Saarbrücken: Prozess am heutigen Montag gegen einen 60 Jahre alten ehemaligen Musiklehrer. Der Mann gesteht dabei eine Vielzahl von sexuellen Missbrauchstaten an einer Schutzbefohlenen. Alle Vorfälle haben allerdings einvernehmlich stattgefunden, wie die Betroffene in ihrer Zeugenvernehmung bestätigt. Die junge Frau hat erst nur als Mitglied der Schulband, später dann als richtige Schülerin im Fach Musik mit dem Mann Kontakt. Aus der zunächst normalen Beziehung zwischen Lehrer und Schülerin entwickelt sich irgendwann mehr.

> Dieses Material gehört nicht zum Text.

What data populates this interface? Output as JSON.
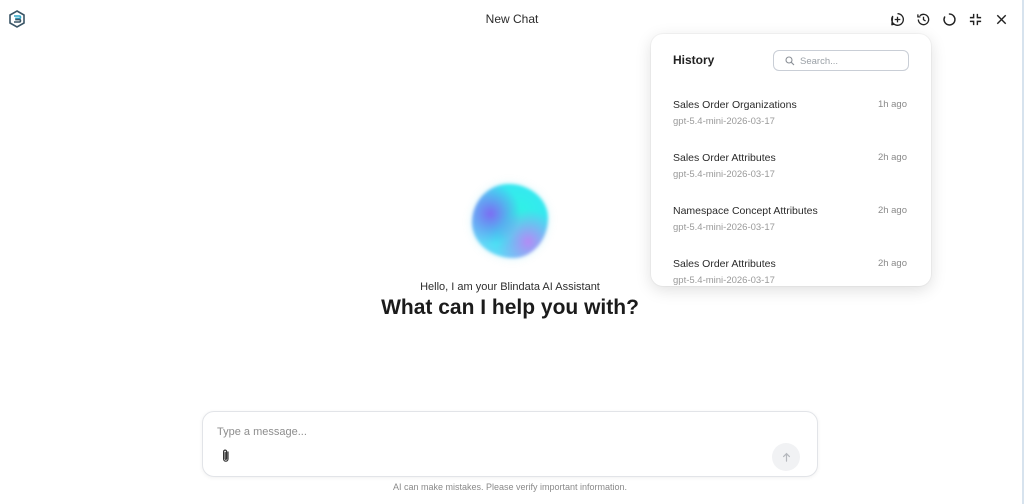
{
  "header": {
    "title": "New Chat",
    "icons": [
      "new-chat-icon",
      "history-icon",
      "spinner-icon",
      "collapse-icon",
      "close-icon"
    ]
  },
  "hero": {
    "greeting": "Hello, I am your Blindata AI Assistant",
    "headline": "What can I help you with?"
  },
  "history": {
    "title": "History",
    "search_placeholder": "Search...",
    "items": [
      {
        "title": "Sales Order Organizations",
        "time": "1h ago",
        "model": "gpt-5.4-mini-2026-03-17"
      },
      {
        "title": "Sales Order Attributes",
        "time": "2h ago",
        "model": "gpt-5.4-mini-2026-03-17"
      },
      {
        "title": "Namespace Concept Attributes",
        "time": "2h ago",
        "model": "gpt-5.4-mini-2026-03-17"
      },
      {
        "title": "Sales Order Attributes",
        "time": "2h ago",
        "model": "gpt-5.4-mini-2026-03-17"
      }
    ]
  },
  "composer": {
    "placeholder": "Type a message...",
    "disclaimer": "AI can make mistakes. Please verify important information."
  },
  "colors": {
    "accent": "#2fa7c9",
    "orb_primary": "#2ff2e4",
    "orb_secondary": "#7d6cf2"
  }
}
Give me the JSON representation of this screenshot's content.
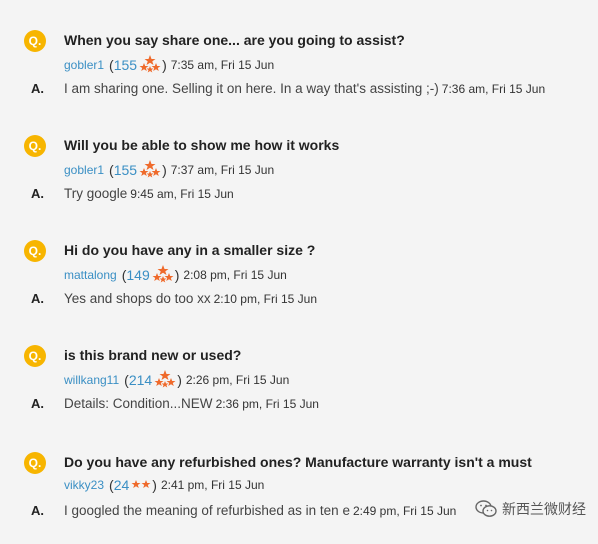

Es kommt zu anzüglichen Berührungen, dann zum Geschlechtsverkehr. Tatorte: eine schulische Veranstaltung, einmal in einem Zelt, einmal bei dem Mädchen zu Hause. Zu den übrigen Taten holt der Mann die minderjährige Schülerin mit dem Wagen ab, fährt in ein Parkhaus, hängt Decken vor die Fensterscheiben. Die unnormale Beziehung des verheirateten Mannes und des minderjährigen Mädchens fliegt auf, als eine Mitschülerin die beiden im Musiksaal knutschen sieht und die Schulleitung einschaltet.
Der Lehrer muss die Schule verlassen, findet woanders Anstellung. Jahrelang gibt es keinen Kontakt zwischen den beiden, bis das Mädchen plötzlich mehrfach den Wagen des Mannes vor seiner neuen Schule sieht und seltsame Post mit Drohungen bekommt. Erst da geht die Schülerin zur Polizei und berichtet von den sexuellen Übergriffen. Bei 14 Taten ist das Opfer 15 Jahre alt, bei 15 weiteren bereits 16 Jahre alt. Nach heutiger Gesetzgebung sind alle diese Taten strafbar. Weil sich die Fälle aber schon vor mehreren Jahren ereignet haben, muss das damals geltende Recht angewandt werden.
Und danach handelt es sich bei den Taten, bei denen das Opfer über 16 Jahre alt gewesen ist, nicht um Straftaten. Bei den übrigen Taten verständigen sich das Gericht, die Staatsanwaltschaft, die Nebenklage und die Verteidigung auf einen Deal: Wenn der Angeklagte die Vorfälle gesteht und sich in Zukunft von dem Opfer fernhält, garantiert das Gericht ihm eine Strafe von eindreiviertel bis zwei Jahren auf Bewährung. Eine wichtige Rolle spielt dabei, dass der Lehrer nach Anklageerhebung auch seine letzte Arbeitsstelle verloren hat:
„Ich bin jetzt 60 Jahre alt, werde wohl keine Stelle mehr finden.“ Zudem ist der Mann zuvor nie straffällig geworden und ist als Vater eines schwerstkranken Kindes einer besonderen Belastung ausgesetzt. Das Opfer sagt aus: „Damals waren die Handlungen für mich okay. So richtig verstanden, was da passiert ist, habe ich aber erst im Nachhinein. Rückwirkend muss ich sagen: Das war nicht in Ordnung.“ Alle Parteien stimmen dem Deal zu. Der Angeklagte erhält zwei Jahre auf Bewährung. Urteil noch nicht rechtskräftig.